Het aan [eiseres] verleende uitstel van betaling is naar het oordeel van de rechtbank van rechtswege vervallen met de intrekking van de bezwaarschriften. Nu het uitstel al was geëindigd, was tussentijdse beëindiging als bedoeld in artikel 25 lid 2 Invorderingswet 1990 en artikel 25 paragraaf 1 sub 7 van de Leidraad niet meer aan de orde. De brief van de ontvanger van 25 september 2014 kon niet meer tot beëindiging van het uitstel leiden. Deze brief moet dan ook, anders dan de ontvanger meent, worden aangemerkt als een mededeling van informatieve aard in de zin van artikel 25 paragraaf 1 sub 10 van de Leidraad. Deze brief heeft geen gevolgen voor de verjaring.

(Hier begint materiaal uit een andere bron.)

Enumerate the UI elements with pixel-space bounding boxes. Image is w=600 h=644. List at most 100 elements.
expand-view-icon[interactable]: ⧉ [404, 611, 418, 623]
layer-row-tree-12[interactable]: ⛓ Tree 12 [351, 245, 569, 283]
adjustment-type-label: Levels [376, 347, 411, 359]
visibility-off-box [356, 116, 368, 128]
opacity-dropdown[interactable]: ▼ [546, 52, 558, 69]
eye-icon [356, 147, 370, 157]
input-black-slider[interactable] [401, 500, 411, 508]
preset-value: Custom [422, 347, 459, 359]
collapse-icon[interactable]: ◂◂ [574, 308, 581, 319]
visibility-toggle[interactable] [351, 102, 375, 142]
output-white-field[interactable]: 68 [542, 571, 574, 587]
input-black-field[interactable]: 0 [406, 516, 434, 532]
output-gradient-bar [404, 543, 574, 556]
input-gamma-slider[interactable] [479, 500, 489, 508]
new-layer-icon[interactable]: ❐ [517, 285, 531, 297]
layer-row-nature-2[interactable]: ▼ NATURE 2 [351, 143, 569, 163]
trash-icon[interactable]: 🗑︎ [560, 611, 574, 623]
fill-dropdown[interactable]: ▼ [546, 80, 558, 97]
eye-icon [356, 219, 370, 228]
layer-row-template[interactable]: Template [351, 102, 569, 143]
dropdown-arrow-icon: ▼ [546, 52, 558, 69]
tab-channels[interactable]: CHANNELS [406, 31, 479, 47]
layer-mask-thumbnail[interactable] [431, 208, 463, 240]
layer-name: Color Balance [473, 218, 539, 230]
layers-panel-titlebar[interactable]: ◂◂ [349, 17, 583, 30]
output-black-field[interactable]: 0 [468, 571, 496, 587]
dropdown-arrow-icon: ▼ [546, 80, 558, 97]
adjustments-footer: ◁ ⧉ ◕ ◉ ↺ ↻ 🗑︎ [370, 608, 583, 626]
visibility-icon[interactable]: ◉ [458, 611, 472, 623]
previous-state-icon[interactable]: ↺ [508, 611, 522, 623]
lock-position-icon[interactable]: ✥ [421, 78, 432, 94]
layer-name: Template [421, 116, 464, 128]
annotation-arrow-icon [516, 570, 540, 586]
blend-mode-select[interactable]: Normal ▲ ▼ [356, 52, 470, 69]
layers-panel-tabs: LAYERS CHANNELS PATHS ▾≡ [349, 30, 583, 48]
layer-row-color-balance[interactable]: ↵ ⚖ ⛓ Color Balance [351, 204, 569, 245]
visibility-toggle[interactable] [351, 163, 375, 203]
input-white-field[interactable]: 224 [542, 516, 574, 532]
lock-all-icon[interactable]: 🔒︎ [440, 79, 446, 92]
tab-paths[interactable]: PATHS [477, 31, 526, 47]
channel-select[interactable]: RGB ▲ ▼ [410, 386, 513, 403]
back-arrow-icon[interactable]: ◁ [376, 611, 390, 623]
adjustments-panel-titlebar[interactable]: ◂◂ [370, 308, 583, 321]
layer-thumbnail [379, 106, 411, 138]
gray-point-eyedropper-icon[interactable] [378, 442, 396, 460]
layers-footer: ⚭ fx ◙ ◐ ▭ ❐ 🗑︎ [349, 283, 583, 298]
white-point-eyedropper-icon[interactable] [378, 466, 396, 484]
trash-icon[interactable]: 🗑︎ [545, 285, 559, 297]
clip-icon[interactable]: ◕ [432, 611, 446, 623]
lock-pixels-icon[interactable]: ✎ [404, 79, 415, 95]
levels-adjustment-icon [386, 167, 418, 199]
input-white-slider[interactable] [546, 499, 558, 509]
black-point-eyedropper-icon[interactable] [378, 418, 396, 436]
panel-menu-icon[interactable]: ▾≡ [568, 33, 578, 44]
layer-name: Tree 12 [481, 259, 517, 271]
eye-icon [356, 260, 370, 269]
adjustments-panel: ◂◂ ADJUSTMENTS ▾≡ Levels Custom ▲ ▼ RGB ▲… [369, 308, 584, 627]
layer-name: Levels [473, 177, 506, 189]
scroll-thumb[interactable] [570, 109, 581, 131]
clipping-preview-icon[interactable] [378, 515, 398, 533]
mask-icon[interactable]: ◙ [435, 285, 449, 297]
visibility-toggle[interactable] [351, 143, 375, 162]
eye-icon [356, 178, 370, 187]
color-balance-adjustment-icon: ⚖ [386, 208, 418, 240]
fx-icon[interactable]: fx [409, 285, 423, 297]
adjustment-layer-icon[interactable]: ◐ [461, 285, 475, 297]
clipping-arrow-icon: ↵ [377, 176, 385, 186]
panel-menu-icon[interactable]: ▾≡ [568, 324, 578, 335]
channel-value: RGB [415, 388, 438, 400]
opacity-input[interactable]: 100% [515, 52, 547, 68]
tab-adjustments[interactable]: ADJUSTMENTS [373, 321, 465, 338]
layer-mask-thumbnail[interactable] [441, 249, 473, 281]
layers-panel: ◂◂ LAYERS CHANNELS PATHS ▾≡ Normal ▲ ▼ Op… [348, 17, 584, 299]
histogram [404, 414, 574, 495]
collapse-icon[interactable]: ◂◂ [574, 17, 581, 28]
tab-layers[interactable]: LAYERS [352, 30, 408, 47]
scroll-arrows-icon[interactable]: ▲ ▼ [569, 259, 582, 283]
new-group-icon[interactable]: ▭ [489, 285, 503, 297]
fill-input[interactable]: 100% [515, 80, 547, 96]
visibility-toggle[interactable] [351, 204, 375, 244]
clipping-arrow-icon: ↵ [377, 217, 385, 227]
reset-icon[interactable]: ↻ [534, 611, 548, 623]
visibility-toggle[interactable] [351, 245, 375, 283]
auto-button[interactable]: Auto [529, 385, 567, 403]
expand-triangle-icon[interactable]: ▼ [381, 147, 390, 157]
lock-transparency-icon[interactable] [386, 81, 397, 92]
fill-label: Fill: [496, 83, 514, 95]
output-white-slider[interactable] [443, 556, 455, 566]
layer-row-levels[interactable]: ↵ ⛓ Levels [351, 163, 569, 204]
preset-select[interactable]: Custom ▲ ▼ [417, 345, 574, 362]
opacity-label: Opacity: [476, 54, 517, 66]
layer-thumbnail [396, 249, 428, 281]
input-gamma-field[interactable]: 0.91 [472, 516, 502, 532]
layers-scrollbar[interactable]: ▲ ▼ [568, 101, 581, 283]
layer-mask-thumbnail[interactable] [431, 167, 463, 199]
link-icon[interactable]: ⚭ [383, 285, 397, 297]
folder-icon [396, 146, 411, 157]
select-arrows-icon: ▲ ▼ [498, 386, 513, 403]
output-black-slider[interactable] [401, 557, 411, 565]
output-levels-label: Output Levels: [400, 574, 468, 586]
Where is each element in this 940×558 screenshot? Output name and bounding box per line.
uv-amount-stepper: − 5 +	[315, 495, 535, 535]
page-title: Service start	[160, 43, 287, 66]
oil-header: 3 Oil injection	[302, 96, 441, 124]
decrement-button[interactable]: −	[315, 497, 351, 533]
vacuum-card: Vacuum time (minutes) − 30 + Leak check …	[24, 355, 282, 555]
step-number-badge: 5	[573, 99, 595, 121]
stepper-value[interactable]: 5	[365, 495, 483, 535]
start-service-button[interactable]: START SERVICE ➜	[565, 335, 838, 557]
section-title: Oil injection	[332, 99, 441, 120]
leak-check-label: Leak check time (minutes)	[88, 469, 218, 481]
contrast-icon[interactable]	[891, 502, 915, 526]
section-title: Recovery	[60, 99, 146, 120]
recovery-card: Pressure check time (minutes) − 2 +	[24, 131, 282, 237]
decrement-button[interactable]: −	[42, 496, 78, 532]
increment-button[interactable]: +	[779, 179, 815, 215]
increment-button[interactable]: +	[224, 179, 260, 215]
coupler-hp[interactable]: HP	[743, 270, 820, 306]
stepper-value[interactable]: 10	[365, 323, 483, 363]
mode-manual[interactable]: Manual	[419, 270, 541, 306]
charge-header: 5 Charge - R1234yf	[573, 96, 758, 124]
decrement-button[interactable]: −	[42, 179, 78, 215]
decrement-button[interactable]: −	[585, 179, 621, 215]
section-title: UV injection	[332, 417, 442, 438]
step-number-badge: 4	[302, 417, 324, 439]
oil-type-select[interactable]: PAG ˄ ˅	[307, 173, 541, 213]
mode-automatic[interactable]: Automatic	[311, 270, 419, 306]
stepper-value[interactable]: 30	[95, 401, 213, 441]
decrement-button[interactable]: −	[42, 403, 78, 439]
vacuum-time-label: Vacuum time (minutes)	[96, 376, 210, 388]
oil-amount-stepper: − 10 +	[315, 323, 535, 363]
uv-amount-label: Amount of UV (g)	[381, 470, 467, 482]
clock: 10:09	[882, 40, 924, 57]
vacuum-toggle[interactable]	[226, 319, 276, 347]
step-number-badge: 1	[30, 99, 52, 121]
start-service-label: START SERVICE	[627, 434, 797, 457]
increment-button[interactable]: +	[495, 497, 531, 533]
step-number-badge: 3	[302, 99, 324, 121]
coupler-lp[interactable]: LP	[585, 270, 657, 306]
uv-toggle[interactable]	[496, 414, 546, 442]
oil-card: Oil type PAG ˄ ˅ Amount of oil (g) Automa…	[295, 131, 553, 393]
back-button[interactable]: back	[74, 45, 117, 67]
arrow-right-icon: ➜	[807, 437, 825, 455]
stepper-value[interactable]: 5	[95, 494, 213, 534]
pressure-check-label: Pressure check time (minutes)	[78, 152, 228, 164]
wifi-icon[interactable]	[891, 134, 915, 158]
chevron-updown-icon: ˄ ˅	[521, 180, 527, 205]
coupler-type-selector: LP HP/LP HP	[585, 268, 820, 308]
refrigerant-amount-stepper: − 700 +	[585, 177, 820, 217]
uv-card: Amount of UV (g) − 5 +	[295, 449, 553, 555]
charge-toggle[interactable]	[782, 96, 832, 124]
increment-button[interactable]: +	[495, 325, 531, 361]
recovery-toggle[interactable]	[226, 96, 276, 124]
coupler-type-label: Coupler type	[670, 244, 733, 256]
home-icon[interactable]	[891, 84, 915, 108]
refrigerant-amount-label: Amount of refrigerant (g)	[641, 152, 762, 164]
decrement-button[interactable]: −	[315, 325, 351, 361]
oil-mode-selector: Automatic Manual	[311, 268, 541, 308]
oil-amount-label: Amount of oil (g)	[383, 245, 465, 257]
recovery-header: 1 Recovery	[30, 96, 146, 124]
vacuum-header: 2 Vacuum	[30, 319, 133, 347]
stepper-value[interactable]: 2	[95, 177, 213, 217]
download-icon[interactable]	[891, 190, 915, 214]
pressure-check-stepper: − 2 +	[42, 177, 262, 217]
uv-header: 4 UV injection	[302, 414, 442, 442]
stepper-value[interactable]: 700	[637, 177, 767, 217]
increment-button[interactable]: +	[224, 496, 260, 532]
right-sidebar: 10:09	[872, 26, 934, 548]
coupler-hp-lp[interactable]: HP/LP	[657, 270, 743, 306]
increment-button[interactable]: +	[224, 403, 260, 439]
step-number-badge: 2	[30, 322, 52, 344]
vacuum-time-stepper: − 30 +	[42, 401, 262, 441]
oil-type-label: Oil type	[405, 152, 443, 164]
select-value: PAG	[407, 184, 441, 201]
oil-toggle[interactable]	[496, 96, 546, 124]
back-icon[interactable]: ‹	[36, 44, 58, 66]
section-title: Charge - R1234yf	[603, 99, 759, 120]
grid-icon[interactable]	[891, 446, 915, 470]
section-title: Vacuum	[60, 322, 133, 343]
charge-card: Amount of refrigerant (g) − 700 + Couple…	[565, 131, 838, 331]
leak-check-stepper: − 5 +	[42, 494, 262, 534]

4.6. Nu het uitstel van betaling respectievelijk op 20 september 2006 en 7 maart 2007
is geëindigd, is de verjaringstermijn van vijf jaar voor de dwanginvordering van de belastingaanslagen verstreken. De ontvanger was op 23 oktober 2014 niet meer bevoegd dwangbevelen uit te vaardigen. Dit brengt met zich dat de ontvanger evenmin bevoegd was om op grond van die dwangbevelen over te gaan tot beslaglegging.
4.7.
Gelet op het voorgaande zal de rechtbank het verzet tegen de dwangbevelen gegrond verklaren, de dwangbevelen buiten werking stellen en het op grond van de dwangbevelen gelegde executoriaal derdenbeslag opheffen.
4.8.
De rechtbank zal [eiseres] niet tot goed opposante verklaren. De rechtbank gaat ervan uit dat [eiseres] met dit onderdeel van haar vordering slechts heeft beoogd te zeggen dat het verzet gegrond moet worden verklaard. De verklaring tot goed opposante heeft geen zelfstandige betekenis naast de gegrondverklaring van het verzet.
4.9.
De ontvanger zal als de in het ongelijk gestelde partij in de proceskosten worden veroordeeld. De kosten aan de zijde van [eiseres] worden begroot op:
- dagvaarding € 87,42
- griffierecht 613,00
- salaris advocaat
904,00(2,0 punten × tarief € 452,00)
Totaal € 1.604,42

5.De beslissing

De rechtbank
5.1.
verklaart het verzet gegrond,
5.2.
stelt de dwangbevelen van 23 oktober 2014 buiten werking,
5.3.
heft het op 14 januari 2015 namens de ontvanger onder de bestuurder van [eiseres] gelegde executoriaal derdenbeslag op,
5.4.
veroordeelt de ontvanger in de proceskosten, aan de zijde van [eiseres] tot op heden begroot op € 1.604,42,
5.5.
verklaart dit vonnis tot zover uitvoerbaar bij voorraad,
5.6.
wijst hetgeen overigens is gevorderd af.
Dit vonnis is gewezen door mr. D.J. Hutten en in het openbaar uitgesproken op 2 december 2015.